Dipyridamole inhibits the uptake of adenosine into erythrocytes, platelets and endothelial cells in vitro and in vivo; the inhibition amounts to 80% at its maximum and occurs dose-dependently at therapeutic concentrations (0.5 - 2 µg/mL). Consequently, there is an increased concentration of adenosine locally to act on the platelet A2-receptor, stimulating platelet adenylate cyclase, thereby increasing platelet cAMP levels. Thus, platelet aggregation in response to various stimuli such as PAF, collagen and ADP is inhibited. Reduced platelet aggregation reduces platelet consumption towards normal levels. In addition, adenosine has a vasodilator effect and this is one of the mechanisms by which dipyridamole produces vasodilation.

Dipyridamole inhibits phosphodiesterase (PDE) in various tissues. Whilst the inhibition of cAMP-PDE is weak, therapeutic levels inhibit cGMP-PDE, thereby augmenting the increase in cGMP produced by EDRF (endothelium-derived relaxing factor, identified as NO).

Dipyridamole also stimulates the biosynthesis and release of prostacyclin by the endothelium.

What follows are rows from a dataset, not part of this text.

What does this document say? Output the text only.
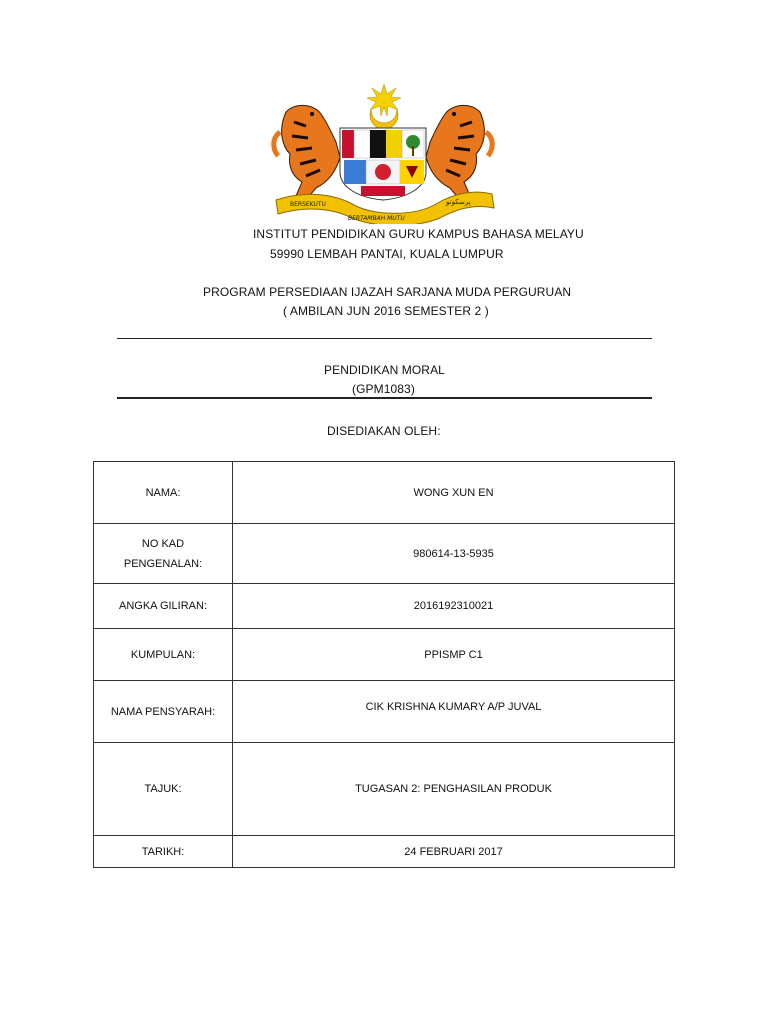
BERSEKUTU
BERTAMBAH MUTU
بِرسکوتو
INSTITUT PENDIDIKAN GURU KAMPUS BAHASA MELAYU
59990 LEMBAH PANTAI, KUALA LUMPUR
PROGRAM PERSEDIAAN IJAZAH SARJANA MUDA PERGURUAN
( AMBILAN JUN 2016 SEMESTER 2 )
PENDIDIKAN MORAL
(GPM1083)
DISEDIAKAN OLEH:
NAMA:	WONG XUN EN

NO KAD PENGENALAN:	980614-13-5935
ANGKA GILIRAN:	2016192310021
KUMPULAN:	PPISMP C1
NAMA PENSYARAH:	CIK KRISHNA KUMARY A/P JUVAL
TAJUK:	TUGASAN 2: PENGHASILAN PRODUK
TARIKH:	24 FEBRUARI 2017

Dipyridamole reduces the thrombogenicity of subendothelial structures by increasing the concentration of the protective mediator 13-HODE (13-hydroxyoctadecadienic acid).

5.2 Pharmacokinetic properties

For long-term treatments PERSANTIN modified release capsules, formulated as pellets have been developed. The pH dependent solubility of PERSANTIN which prevents dissolution in the lower parts of the gastrointestinal tract is overcome by means of a formula containing tartaric acid. Retardation of release is achieved by a diffusion membrane which is sprayed onto the pellets.

Absorption

PERSANTIN modified release capsules

Peak plasma concentrations are reached about 2 - 3 hours after administration. Mean peak concentrations at steady state conditions with 150 mg b.d. are 1.43 μg/mL (range 0.705 - 2.75 μg/mL), trough levels are 0.351 μg/mL (range 0.200 - 0.741 μg/mL). With a daily dose of 400 mg, the corresponding peak concentrations are 1.98 μg/mL (range 1.01 - 3.99 μg/mL); trough concentrations are 0.53 μg/mL (range 0.18 - l.01 μg/mL). There is no clinically relevant effect of food on the pharmacokinetics of PERSANTIN 200 mg modified release capsules. The absolute bioavailability is about 70%. The dose linearity of dipyridamole after oral b.i.d. administration of the modified release capsules containing 150 and 200 mg was demonstrated.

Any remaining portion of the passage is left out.